The In-Betweeners

"Golden Bollocks" talks
football and tragedy
Not everything I read makes it onto the pages of this blog. Indeed, of some books it pains me to say I may well be slightly embarrassed to admit having read them, being slightly superior and a somewhat jaded critic of the popular milieu. However, what sort of chronicler of intertextual flow would I be if I were to omit those texts that fill the void between the titles carefully chosen by me to illustrate what an esoteric and highly educated reader I am?

Therefore, I've chosen to humble myself by exposing those little items of brain candy that I occasionally treat myself to, behind closed doors of course. Those shavings of Occam's Razor I call, The In-Betweeners.

For those of you who don't want to know the scores, look away now. Equally, for those who don't give a monkeys about football, you may avert your gaze for a paragraph.
Kenny Dalglish snuck in between Portis and Hunt by virtue of the fact that if I hadn't read it now, it would have become one of those irritating books, written by the living about a period of time yet to have ended, that is out-of-date before I got around to reading it. Indeed, I suspect the paperback edition is going to have a whole lot of guff about contract negotiations and summer transfer targets missed and hit and likely other such nonsense as to render the book more unreadable than Dalglish's swaying narrative has already done. Nonetheless, for a footballer's biography, it's not as bad as, say, Ashley Cole's or, God forbid, Rio Ferdinand's. And, as a collector of rather tawdry Liverpool biographies, it would have been a betrayal of the club and the ethos to have not bought and read this. Okay, you can come back now.
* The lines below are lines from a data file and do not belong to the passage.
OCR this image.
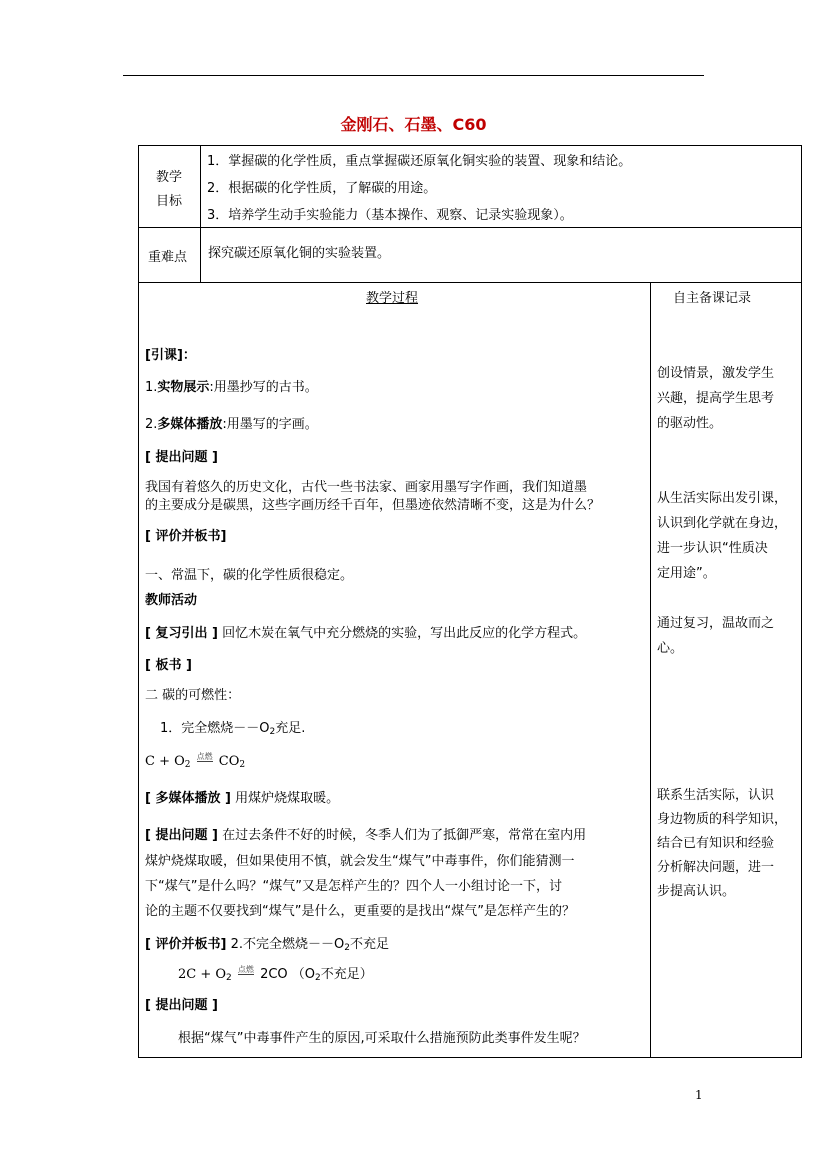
金刚石、石墨、C60
教学
目标
1．掌握碳的化学性质，重点掌握碳还原氧化铜实验的装置、现象和结论。
2．根据碳的化学性质，了解碳的用途。
3．培养学生动手实验能力（基本操作、观察、记录实验现象）。
重难点 探究碳还原氧化铜的实验装置。
教学过程	自主备课记录
[引课]：
1.实物展示:用墨抄写的古书。
2.多媒体播放:用墨写的字画。
[ 提出问题 ]
我国有着悠久的历史文化，古代一些书法家、画家用墨写字作画，我们知道墨
的主要成分是碳黑，这些字画历经千百年，但墨迹依然清晰不变，这是为什么？
[ 评价并板书]
一、常温下，碳的化学性质很稳定。
教师活动
[ 复习引出 ] 回忆木炭在氧气中充分燃烧的实验，写出此反应的化学方程式。
[ 板书 ]
二 碳的可燃性：
1．完全燃烧$--O_2$充足.
$C + O_2$ 点燃 $CO_2$
[ 多媒体播放 ] 用煤炉烧煤取暖。
[ 提出问题 ] 在过去条件不好的时候，冬季人们为了抵御严寒，常常在室内用
煤炉烧煤取暖，但如果使用不慎，就会发生“煤气”中毒事件，你们能猜测一
下“煤气”是什么吗？“煤气”又是怎样产生的？四个人一小组讨论一下，讨
论的主题不仅要找到“煤气”是什么，更重要的是找出“煤气”是怎样产生的？
[ 评价并板书] 2.不完全燃烧$--O_2$不充足
$2C + O_2$ 点燃 2CO （$O_2$不充足）
[ 提出问题 ]
根据“煤气”中毒事件产生的原因,可采取什么措施预防此类事件发生呢？
创设情景，激发学生
兴趣，提高学生思考
的驱动性。
从生活实际出发引课，
认识到化学就在身边，
进一步认识“性质决
定用途”。
通过复习，温故而之
心。
联系生活实际，认识
身边物质的科学知识，
结合已有知识和经验
分析解决问题，进一
步提高认识。
1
More Travis McGee (#5 I think)
from master MacDonald
Travis McGee is John D MacDonald's knight-errant. A sun-browned boat bum, living on the proceeds of his sporadic employment aboard the Busted Flush, a boat won during a poker game and moored permanently in the Florida Keys, McGee takes "jobs" when his funds run low, or in this case, when his friends get themselves killed. He takes 50% of that recovered and lives for another summer in idleness and forgetting. Lots of great dialogue, some rather wobbly but noble eviceration of the soul, and action all over the shop characterise the series (21 volumes no less) and all thrills are delivered without graphic sex scenes (all done with suggestion - and there's lots of suggestion) or resorting to the shock of foul language. MacDonald is a champ of pulp fiction, and rumour has it that Oliver Stone and portly Leo Di are working on a big screen portrayal! Fame at last.